Repeat regions R1 and R2 in the P97 paralogue Mhp271 of Mycoplasma hyopneumoniae bind heparin, fibronectin and porcine cilia
Article first published online: 2 SEP 2010
© 2010 Blackwell Publishing Ltd
Volume 78, Issue 2, pages 444–458, October 2010
How to Cite
Deutscher, A. T., Jenkins, C., Minion, F. C., Seymour, L. M., Padula, M. P., Dixon, N. E., Walker, M. J. and Djordjevic, S. P. (2010), Repeat regions R1 and R2 in the P97 paralogue Mhp271 of Mycoplasma hyopneumoniae bind heparin, fibronectin and porcine cilia. Molecular Microbiology, 78: 444–458. doi: 10.1111/j.1365-2958.2010.07345.x
- Issue published online: 12 OCT 2010
- Article first published online: 2 SEP 2010
- Accepted manuscript online: 13 AUG 2010 12:00AM EST
- Accepted 5 August, 2010.
Mycoplasma hyopneumoniae, the causative agent of porcine enzootic pneumonia, adheres to ciliated respiratory epithelia resulting in ciliostasis and epithelial cell death.

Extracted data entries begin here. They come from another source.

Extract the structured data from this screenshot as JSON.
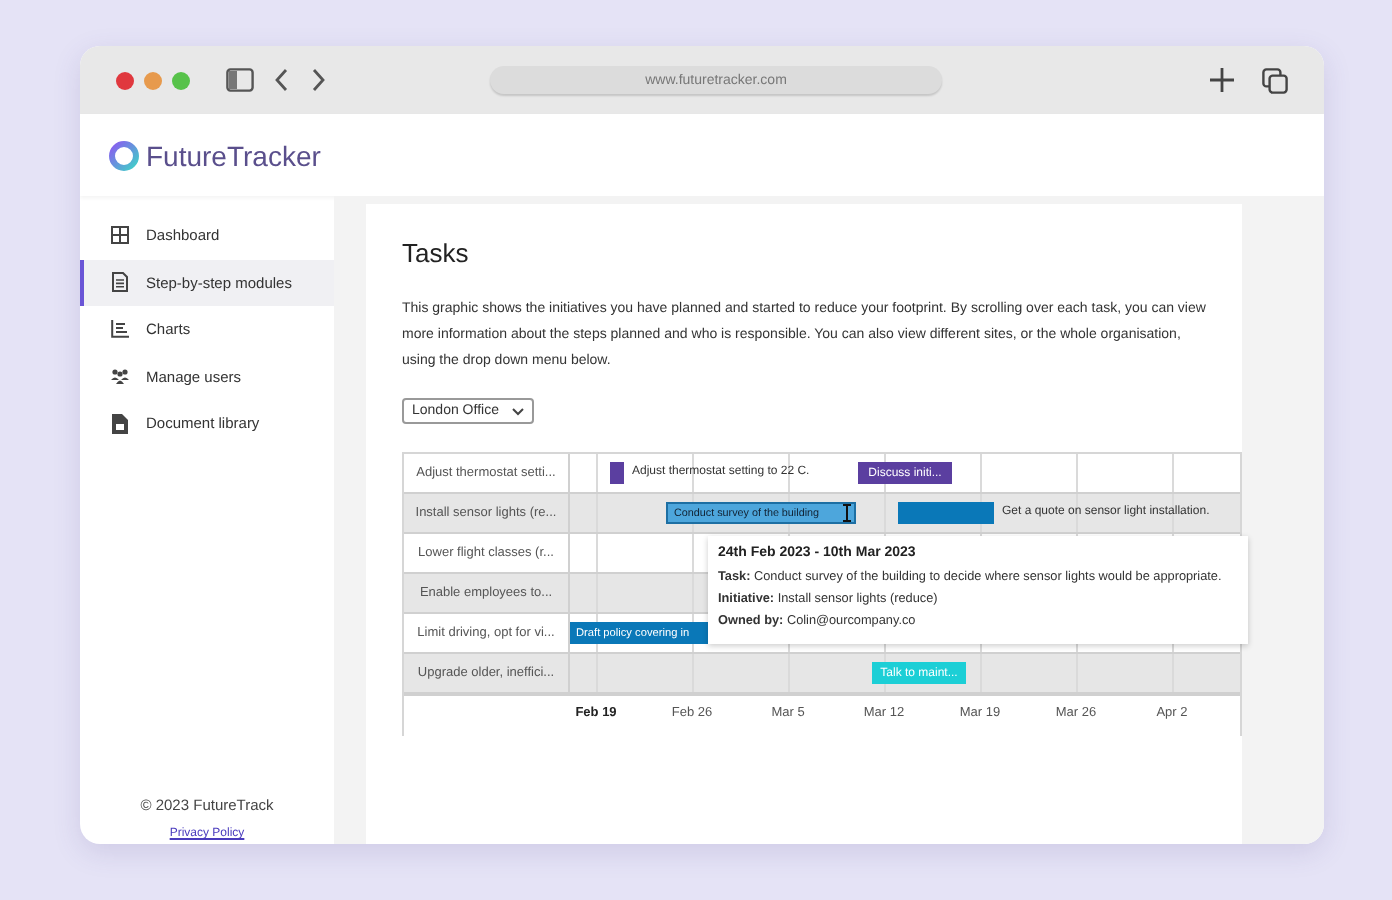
{
  "browser": {
    "url": "www.futuretracker.com"
  },
  "logo": {
    "text": "FutureTracker"
  },
  "sidebar": {
    "items": [
      {
        "label": "Dashboard",
        "selected": false
      },
      {
        "label": "Step-by-step modules",
        "selected": true
      },
      {
        "label": "Charts",
        "selected": false
      },
      {
        "label": "Manage users",
        "selected": false
      },
      {
        "label": "Document library",
        "selected": false
      }
    ],
    "footer": {
      "copyright": "© 2023 FutureTrack",
      "link": "Privacy Policy"
    }
  },
  "page": {
    "title": "Tasks",
    "intro": "This graphic shows the initiatives you have planned and started to reduce your footprint. By scrolling over each task, you can view more information about the steps planned and who is responsible. You can also view different sites, or the whole organisation, using the drop down menu below.",
    "site_select": {
      "value": "London Office"
    }
  },
  "gantt": {
    "ticks": [
      {
        "label": "Feb 19",
        "bold": true
      },
      {
        "label": "Feb 26",
        "bold": false
      },
      {
        "label": "Mar 5",
        "bold": false
      },
      {
        "label": "Mar 12",
        "bold": false
      },
      {
        "label": "Mar 19",
        "bold": false
      },
      {
        "label": "Mar 26",
        "bold": false
      },
      {
        "label": "Apr 2",
        "bold": false
      }
    ],
    "rows": [
      {
        "label": "Adjust thermostat setti...",
        "tasks": [
          {
            "kind": "outside",
            "label": "Adjust thermostat setting to 22 C.",
            "color": "#5b3fa0",
            "hovered": false
          },
          {
            "kind": "inside",
            "label": "Discuss initi...",
            "color": "#5b3fa0",
            "hovered": false
          }
        ]
      },
      {
        "label": "Install sensor lights (re...",
        "tasks": [
          {
            "kind": "inside",
            "label": "Conduct survey of the building",
            "color": "#4da6dc",
            "hovered": true
          },
          {
            "kind": "outside",
            "label": "Get a quote on sensor light installation.",
            "color": "#0a78b8",
            "hovered": false
          }
        ]
      },
      {
        "label": "Lower flight classes (r...",
        "tasks": []
      },
      {
        "label": "Enable employees to...",
        "tasks": []
      },
      {
        "label": "Limit driving, opt for vi...",
        "tasks": [
          {
            "kind": "inside",
            "label": "Draft policy covering in",
            "color": "#0a78b8",
            "hovered": false
          }
        ]
      },
      {
        "label": "Upgrade older, ineffici...",
        "tasks": [
          {
            "kind": "inside",
            "label": "Talk to maint...",
            "color": "#1ccfd6",
            "hovered": false
          }
        ]
      }
    ],
    "tooltip": {
      "dates": "24th Feb 2023 - 10th Mar 2023",
      "fields": [
        {
          "label": "Task:",
          "value": "Conduct survey of the building to decide where sensor lights would be appropriate."
        },
        {
          "label": "Initiative:",
          "value": "Install sensor lights (reduce)"
        },
        {
          "label": "Owned by:",
          "value": "Colin@ourcompany.co"
        }
      ]
    }
  }
}
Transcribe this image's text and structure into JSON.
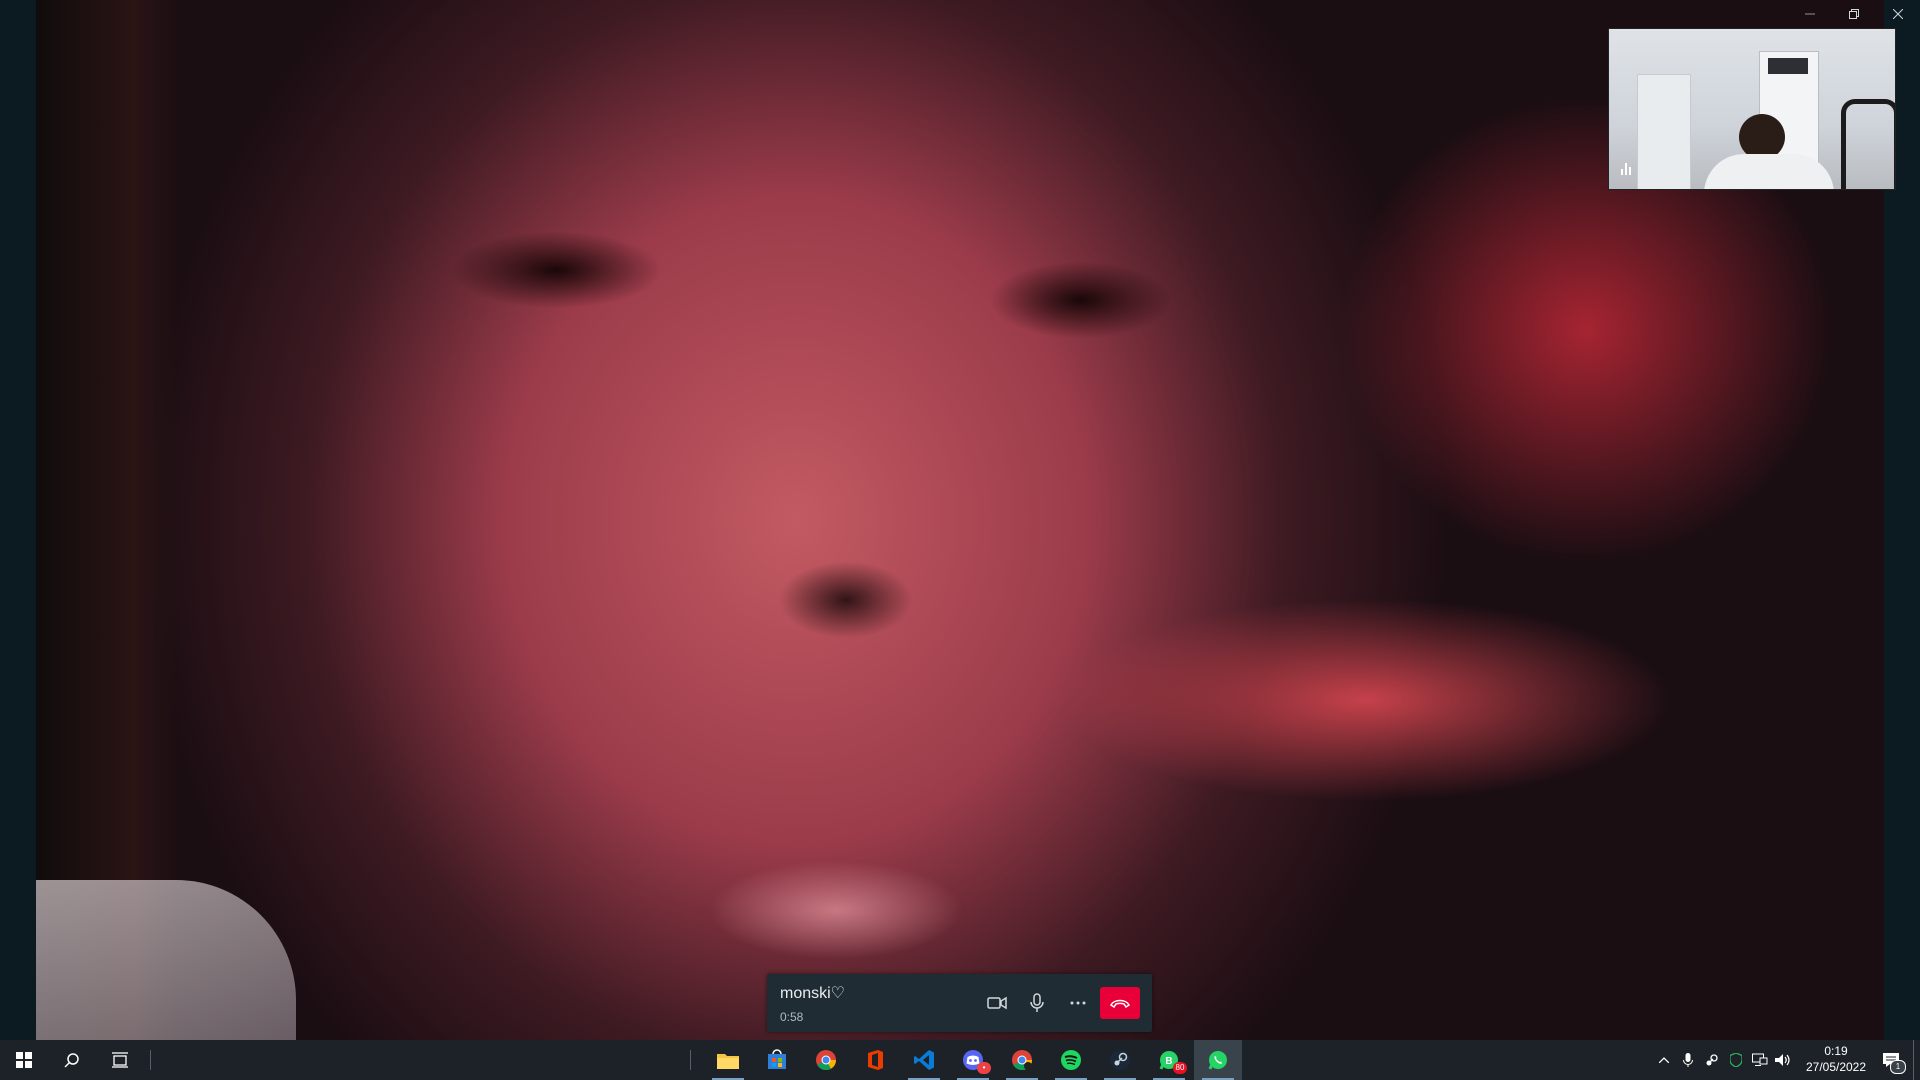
{
  "window": {
    "controls": [
      "minimize",
      "restore",
      "close"
    ]
  },
  "call": {
    "contact_name": "monski♡",
    "duration": "0:58",
    "controls": [
      "video-camera",
      "microphone",
      "more-options",
      "end-call"
    ]
  },
  "taskbar": {
    "pinned_apps": [
      "file-explorer",
      "microsoft-store",
      "chrome",
      "office",
      "vs-code",
      "discord",
      "chrome-profile",
      "spotify",
      "steam",
      "whatsapp-business",
      "whatsapp"
    ],
    "badges": {
      "whatsapp_business": "80"
    },
    "clock": {
      "time": "0:19",
      "date": "27/05/2022"
    },
    "notification_count": "1"
  },
  "colors": {
    "end_call": "#ea0038",
    "taskbar": "#1c2228",
    "call_bar": "#1f2c33"
  }
}
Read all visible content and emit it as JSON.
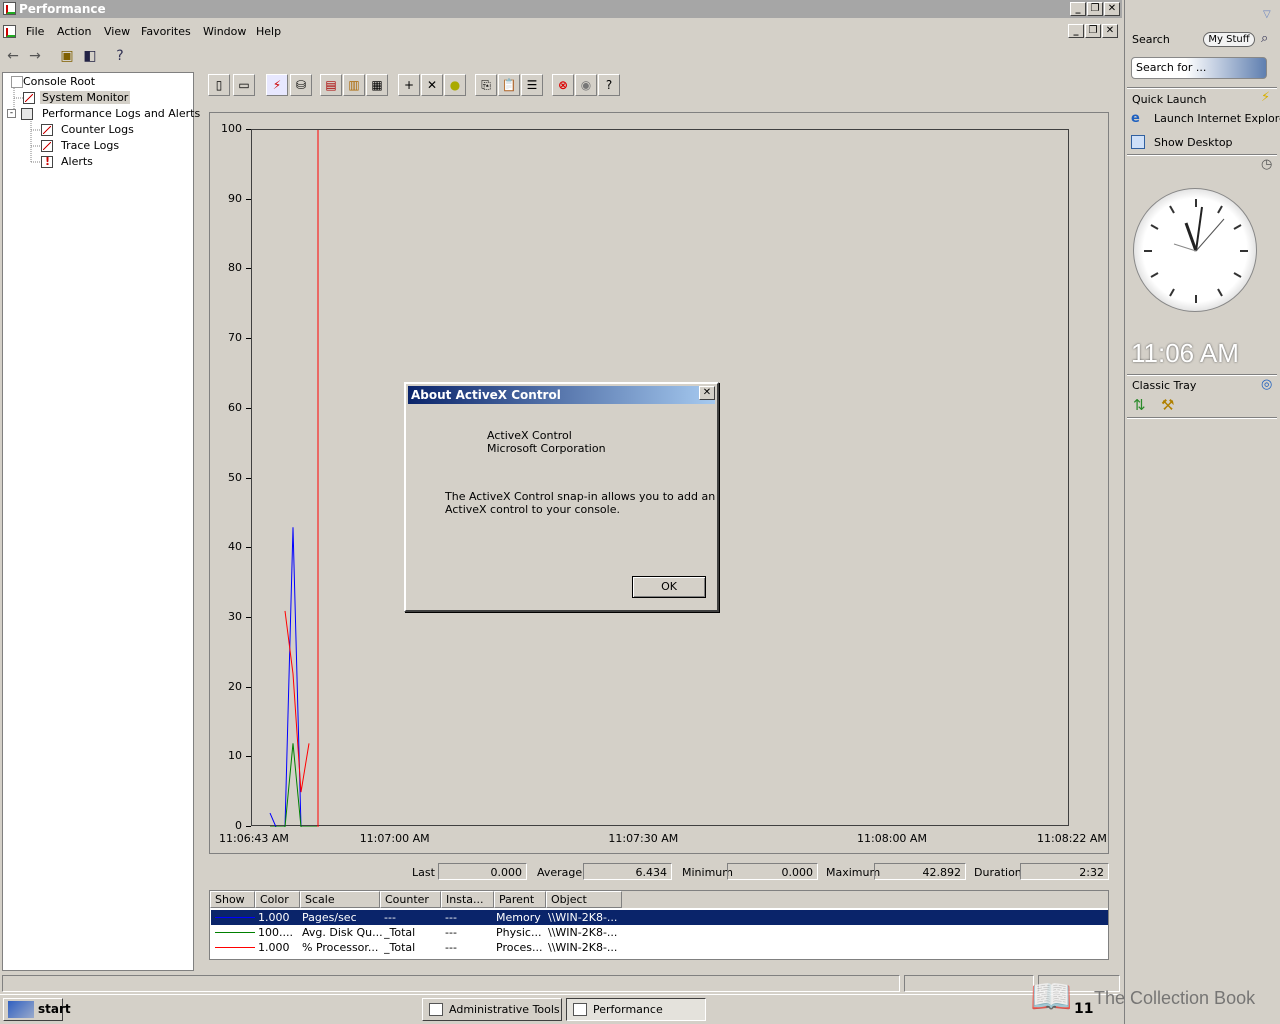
{
  "window": {
    "title": "Performance",
    "caption_buttons": [
      "minimize",
      "restore",
      "close"
    ]
  },
  "menu": [
    "File",
    "Action",
    "View",
    "Favorites",
    "Window",
    "Help"
  ],
  "tree": {
    "root": "Console Root",
    "system_monitor": "System Monitor",
    "perf_logs": "Performance Logs and Alerts",
    "counter_logs": "Counter Logs",
    "trace_logs": "Trace Logs",
    "alerts": "Alerts"
  },
  "chart_data": {
    "type": "line",
    "ylim": [
      0,
      100
    ],
    "yticks": [
      "0",
      "10",
      "20",
      "30",
      "40",
      "50",
      "60",
      "70",
      "80",
      "90",
      "100"
    ],
    "xticks": [
      "11:06:43 AM",
      "11:07:00 AM",
      "11:07:30 AM",
      "11:08:00 AM",
      "11:08:22 AM"
    ],
    "current_time_marker_color": "#ff0000",
    "series": [
      {
        "color": "#0000ff",
        "values": [
          2,
          0,
          0,
          43,
          0,
          0,
          0
        ]
      },
      {
        "color": "#008000",
        "values": [
          0,
          0,
          0,
          12,
          0,
          0,
          0
        ]
      },
      {
        "color": "#ff0000",
        "values": [
          null,
          null,
          31,
          22,
          5,
          12,
          null
        ]
      }
    ]
  },
  "stats": {
    "last_label": "Last",
    "last": "0.000",
    "avg_label": "Average",
    "avg": "6.434",
    "min_label": "Minimum",
    "min": "0.000",
    "max_label": "Maximum",
    "max": "42.892",
    "dur_label": "Duration",
    "dur": "2:32"
  },
  "counters": {
    "headers": [
      "Show",
      "Color",
      "Scale",
      "Counter",
      "Insta...",
      "Parent",
      "Object"
    ],
    "rows": [
      {
        "color": "#0000ff",
        "scale": "1.000",
        "counter": "Pages/sec",
        "instance": "---",
        "parent": "---",
        "object": "Memory",
        "computer": "\\\\WIN-2K8-..."
      },
      {
        "color": "#008000",
        "scale": "100....",
        "counter": "Avg. Disk Qu...",
        "instance": "_Total",
        "parent": "---",
        "object": "Physic...",
        "computer": "\\\\WIN-2K8-..."
      },
      {
        "color": "#ff0000",
        "scale": "1.000",
        "counter": "% Processor...",
        "instance": "_Total",
        "parent": "---",
        "object": "Proces...",
        "computer": "\\\\WIN-2K8-..."
      }
    ]
  },
  "dialog": {
    "title": "About ActiveX Control",
    "line1": "ActiveX Control",
    "line2": "Microsoft Corporation",
    "desc1": "The ActiveX Control snap-in allows you to add an",
    "desc2": "ActiveX control to your console.",
    "ok": "OK"
  },
  "taskbar": {
    "start": "start",
    "tasks": [
      "Administrative Tools",
      "Performance"
    ],
    "clock": "11"
  },
  "sidebar": {
    "search_label": "Search",
    "mystuff": "My Stuff",
    "search_placeholder": "Search for ...",
    "quick_launch": "Quick Launch",
    "launch_ie": "Launch Internet Explore",
    "show_desktop": "Show Desktop",
    "time": "11:06 AM",
    "classic_tray": "Classic Tray"
  },
  "watermark": "The Collection Book"
}
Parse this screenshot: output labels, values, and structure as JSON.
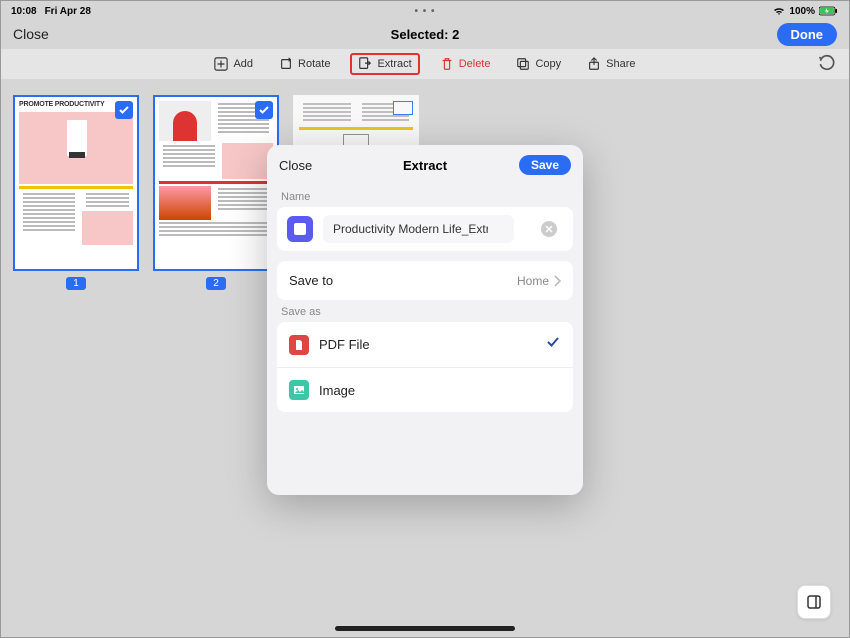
{
  "statusbar": {
    "time": "10:08",
    "date": "Fri Apr 28",
    "battery": "100%"
  },
  "header": {
    "close": "Close",
    "title": "Selected: 2",
    "done": "Done"
  },
  "toolbar": {
    "add": "Add",
    "rotate": "Rotate",
    "extract": "Extract",
    "delete": "Delete",
    "copy": "Copy",
    "share": "Share"
  },
  "thumbs": {
    "page1_title": "PROMOTE PRODUCTIVITY",
    "page1_num": "1",
    "page2_num": "2"
  },
  "modal": {
    "close": "Close",
    "title": "Extract",
    "save": "Save",
    "name_label": "Name",
    "name_value": "Productivity Modern Life_Extract",
    "saveto_label": "Save to",
    "saveto_value": "Home",
    "saveas_label": "Save as",
    "opt_pdf": "PDF File",
    "opt_image": "Image"
  }
}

The cilium adhesin P97 (Mhp183) contains two repeat regions, designated R1 and R2, that play key roles in adherence. Eight pentapeptide repeats in R1 are sufficient to bind porcine cilia; however, both R1 and R2 are needed to bind heparin. Mhp271, a paralogue of P97, is the only other M. hyopneumoniae protein to contain both R1 and R2 repeats. These repeats are arranged as a set of three pentapeptide repeats (designated R1A271), two decapeptide repeats (designated R2271), and a second set of six pentapeptide repeats (designated R1B271). To determine their function, recombinant proteins containing R1A271 (F1271) and R2271-R1B271 (F2271) were constructed and used in in vitro binding assays. F2271, but not F1271, bound heparin (KD = 8.1 ± 0.4 nM), fibronectin (KD = 174 ± 13 nM) and porcine cilia. Pre-incubation of F2271 with 100 µM heparin blocked cilium binding by ∼69%. Cell surface shaving with trypsin combined with two-dimensional liquid chromatography coupled to tandem mass spectrometry analysis identified Mhp271 as surface-exposed. Our data suggest that both R1 and R2 in Mhp271 are involved in binding to host molecules.